Oleh: Yanyan Supiyanti A.Md(Member Akademi Menulis Kreatif)
Bak semut berjajar beriringan, lautan manusia penuhi kawasan Monas dan sekitarnya pada acara Reuni Akbar Mujahid 212, ahad 2 Desember 2018 kemarin.
Dengan mengambil tema "Dengan Tauhid Kita Menuju Kejayaan NKRI", Ketua Panitia Acara Reuni 212, ustadz Bernard Abdul Jabbar, mengatakan, reuni tersebut digelar sebagai rasa syukur untuk mengenang spirit perjuangan Aksi Bela Islam pada 2 Desember 2016 lalu.
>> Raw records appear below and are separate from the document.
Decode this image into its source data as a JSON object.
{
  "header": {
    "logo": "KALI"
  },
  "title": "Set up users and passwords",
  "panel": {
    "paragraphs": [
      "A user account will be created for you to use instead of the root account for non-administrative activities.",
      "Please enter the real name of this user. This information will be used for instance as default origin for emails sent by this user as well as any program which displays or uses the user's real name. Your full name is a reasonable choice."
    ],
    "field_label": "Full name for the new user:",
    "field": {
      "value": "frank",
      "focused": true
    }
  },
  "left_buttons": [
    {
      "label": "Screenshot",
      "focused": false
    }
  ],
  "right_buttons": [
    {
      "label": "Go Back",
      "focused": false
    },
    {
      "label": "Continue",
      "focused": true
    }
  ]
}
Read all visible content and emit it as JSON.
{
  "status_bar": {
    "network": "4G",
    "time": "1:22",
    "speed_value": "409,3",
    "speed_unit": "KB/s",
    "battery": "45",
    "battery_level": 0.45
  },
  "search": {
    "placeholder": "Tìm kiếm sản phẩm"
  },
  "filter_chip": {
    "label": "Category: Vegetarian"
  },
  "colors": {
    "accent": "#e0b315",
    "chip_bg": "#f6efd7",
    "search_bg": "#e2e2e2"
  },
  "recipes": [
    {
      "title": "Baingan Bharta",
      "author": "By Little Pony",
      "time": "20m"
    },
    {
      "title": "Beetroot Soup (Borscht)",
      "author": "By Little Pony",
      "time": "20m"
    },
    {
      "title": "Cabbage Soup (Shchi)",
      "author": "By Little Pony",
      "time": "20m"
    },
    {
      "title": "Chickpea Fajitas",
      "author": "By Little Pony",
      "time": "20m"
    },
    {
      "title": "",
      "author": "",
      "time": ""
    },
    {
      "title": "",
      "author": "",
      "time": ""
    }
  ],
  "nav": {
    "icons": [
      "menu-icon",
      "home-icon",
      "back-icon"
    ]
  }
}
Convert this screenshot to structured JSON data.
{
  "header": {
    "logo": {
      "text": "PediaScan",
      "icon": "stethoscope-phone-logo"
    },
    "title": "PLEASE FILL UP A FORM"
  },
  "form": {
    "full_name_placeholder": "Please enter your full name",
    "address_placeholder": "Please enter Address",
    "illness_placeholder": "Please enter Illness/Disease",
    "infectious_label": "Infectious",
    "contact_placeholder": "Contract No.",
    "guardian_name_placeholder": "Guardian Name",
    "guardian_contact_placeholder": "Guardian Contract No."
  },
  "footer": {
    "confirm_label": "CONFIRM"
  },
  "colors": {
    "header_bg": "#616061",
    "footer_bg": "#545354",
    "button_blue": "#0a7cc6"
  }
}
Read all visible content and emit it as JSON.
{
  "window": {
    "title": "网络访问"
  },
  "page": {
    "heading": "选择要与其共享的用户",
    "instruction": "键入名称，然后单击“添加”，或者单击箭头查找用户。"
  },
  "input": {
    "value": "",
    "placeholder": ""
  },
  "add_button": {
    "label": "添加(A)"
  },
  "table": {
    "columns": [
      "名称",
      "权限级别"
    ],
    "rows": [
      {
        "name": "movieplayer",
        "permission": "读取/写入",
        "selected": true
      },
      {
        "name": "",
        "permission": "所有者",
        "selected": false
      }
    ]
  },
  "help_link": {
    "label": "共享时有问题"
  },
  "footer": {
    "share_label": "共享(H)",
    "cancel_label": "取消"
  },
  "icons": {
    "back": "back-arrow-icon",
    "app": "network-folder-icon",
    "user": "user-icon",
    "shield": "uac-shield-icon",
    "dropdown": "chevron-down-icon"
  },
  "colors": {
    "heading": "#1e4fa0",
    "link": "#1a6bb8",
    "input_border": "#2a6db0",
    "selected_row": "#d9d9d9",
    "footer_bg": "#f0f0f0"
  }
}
Pertemuan kembali sebagai rasa syukur bahwa pada hari ini diingatkan kembali pada spirit perjuangan 212 yang telah menggemparkan dunia (msn.com, 2/12/2018).
Reuni Akbar Mujahid 212 ini, dihadiri lebih dari 8 juta orang, bahkan ada juga yang mengatakan dihadiri 10 jutaan orang, banyak peserta reuni yang meluber di luar Monas, wujudnya sudah sampai (kawasan) Gunung Sahari, Cempaka Putih, bahkan HI (Hotel Indonesia).
Dalam acara reuni tersebut juga telah berkibar 1 juta bendera tauhid dan 1 juta bendera merah putih. Kedamaian, keamanan, dan kebersihan terjaga, tidak seperti yang mereka cibirkan, cecarkan dan hinakan. Bahkan Ketua GNPF, Ulama Yusuf Martak berharap acara reuni 212 tersebut bisa digelar setiap tahunnya.
Ketua Umum FPI Ustadz Shabri Lubis, mengatakan acara reuni yang mampu menghadirkan massa hingga jutaan orang tersebut membuktikan kesolidan umat Islam untuk senantiasa membela agama dan negara.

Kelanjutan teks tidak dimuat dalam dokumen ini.